I’ve been re-teaching George Orwell’s “Politics and the English Language” (1946), and the following has occurred to me.
First, some context: one of the major sins of contemporary English for Orwell is the reliance on “meaningless words,” by which he means words that “do not point to any discoverable object, [and] are hardly ever expected to do so by the reader.”[i] His initial examples of this derive from art criticism, but he quickly directs our attention to more germane political examples in order to flesh out why someone would want to use meaningless words. He writes,
Many political words are similarly abused. The word Fascism has now no meaning except in so far as it signifies “something not desirable.” The words democracy, socialism, freedom, patriotic, realistic, justice have each of them several different meanings which cannot be reconciled with one another. In the case of a word like democracy, not only is there no agreed definition, but the attempt to make one is resisted from all sides. It is almost universally felt that when we call a country democratic we are praising it: consequently the defenders of every kind of regime claim that it is a democracy, and fear that they might have to stop using that word if it were tied down to any one meaning. Words of this kind are often used in a consciously dishonest way. That is, the person who uses them has his own private definition, but allows his hearer to think he means something quite different. Statements like Marshal Petain was a true patriot, The Soviet press is the freest in the world, The Catholic Church is opposed to persecution, are almost always made with intent to deceive. Other words used in variable meanings, in most cases more or less dishonestly, are: class, totalitarian, science, progressive, reactionary, bourgeois, equality. (132-33)
A few things are worth noting here. For one thing, whereas the focus in the art criticism segment of the passage is on the sin of omission on the part of the reader, who hardly expects a meaningless word to refer to a “discoverable object,” here in the political section of the passage Orwell claims that we have a sin of commission (there are deceitful politicians and ideologues who have their “own private definition, but allo[w their] hearer to think [they mean] something quite different”).
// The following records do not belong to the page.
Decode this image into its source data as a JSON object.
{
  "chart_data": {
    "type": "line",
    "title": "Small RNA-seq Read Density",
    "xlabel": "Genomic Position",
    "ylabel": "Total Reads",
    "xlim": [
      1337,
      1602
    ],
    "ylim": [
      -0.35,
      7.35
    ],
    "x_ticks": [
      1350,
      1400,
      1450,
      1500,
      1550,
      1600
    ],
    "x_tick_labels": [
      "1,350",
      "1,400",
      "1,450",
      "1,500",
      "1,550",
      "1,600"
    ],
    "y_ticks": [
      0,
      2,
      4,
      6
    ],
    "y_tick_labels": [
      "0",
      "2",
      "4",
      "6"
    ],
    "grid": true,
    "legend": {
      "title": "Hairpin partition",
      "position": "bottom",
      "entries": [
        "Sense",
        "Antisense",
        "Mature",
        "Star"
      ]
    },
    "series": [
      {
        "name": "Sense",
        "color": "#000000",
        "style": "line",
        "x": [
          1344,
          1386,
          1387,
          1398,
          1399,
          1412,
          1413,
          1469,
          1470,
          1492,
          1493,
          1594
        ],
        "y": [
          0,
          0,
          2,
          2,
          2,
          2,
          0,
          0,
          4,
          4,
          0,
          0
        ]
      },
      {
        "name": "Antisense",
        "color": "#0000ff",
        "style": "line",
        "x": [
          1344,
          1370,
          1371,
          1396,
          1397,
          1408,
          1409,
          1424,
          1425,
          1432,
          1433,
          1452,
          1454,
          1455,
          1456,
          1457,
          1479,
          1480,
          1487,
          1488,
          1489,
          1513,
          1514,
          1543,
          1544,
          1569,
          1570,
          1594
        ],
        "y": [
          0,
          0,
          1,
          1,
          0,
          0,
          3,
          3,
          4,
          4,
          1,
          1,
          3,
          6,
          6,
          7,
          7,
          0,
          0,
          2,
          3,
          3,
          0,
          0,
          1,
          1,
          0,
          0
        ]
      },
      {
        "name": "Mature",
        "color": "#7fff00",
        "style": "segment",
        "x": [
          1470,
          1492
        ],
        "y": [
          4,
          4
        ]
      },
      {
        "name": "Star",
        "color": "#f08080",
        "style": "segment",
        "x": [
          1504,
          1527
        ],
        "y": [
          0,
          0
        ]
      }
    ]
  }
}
So the political use of meaningless words is what makes such words more than just a peccadillo, even when all that seems to be at stake on the surface is whether or not we can agree that the essential thing about Dorothy Richardson’s Pointed Roofs (1915), say, is its vitality or its deadness.
So far, so good.
The trouble appears when we reconsider what Orwell’s claims in the political part of the passage add up to, which seems to be this: meaningless words are dangerous because they press our buttons rather than engage our minds. Instead of asking a politician at a debate or a talking head on a television program or a canvasser on the street what she or her party or her preferred candidate mean by democracy or socialism or justice or freedom, we simply feel warm and full of approbation (or at least experience the lure of such feelings) for the things to which those words get attached. We cheer (or are made to feel as though we should cheer) when a country gets called democratic, and we boo (or are made to feel as though we ought to boo) when it gets called fascist or totalitarian. Meaningless words just affect us; there certainly are meanings to be disclosed and/or debated within them, but so long as they are truly meaningless words, we seldom (or never) think to do so because thinking is not what they are asking of us when we encounter them in the world.
With this in mind, it’s hard not to notice something quite damning about Orwell’s definition of politics in this essay: “politics itself is a mass of lies, evasions, folly, hatred, and schizophrenia” (137). There is certainly no discoverable object to be found here, nor are we being asked to seek it out. Orwell is merely pressing a button in the expectation that our boos, hisses, and jeers of recognition will promptly kick in. And without a clearer sense of what politics means, it’s altogether uncertain what Orwell would have us understand the “political regeneration” wrought by his suggestions to entail beyond a warm fuzzy feeling about a future goodness shorn free from a present badness (128).
Which is a roundabout way of saying that politics is a meaningless word in “Politics and the English Language.”
[i] George Orwell, “Politics and the English Language,” in The Collected Essays, Journalism, and Letters of George Orwell, eds. Sonia Orwell and Ian Angos (New York: Harcourt, 1968), 4:127-40, here 132, further references provided parenthetically.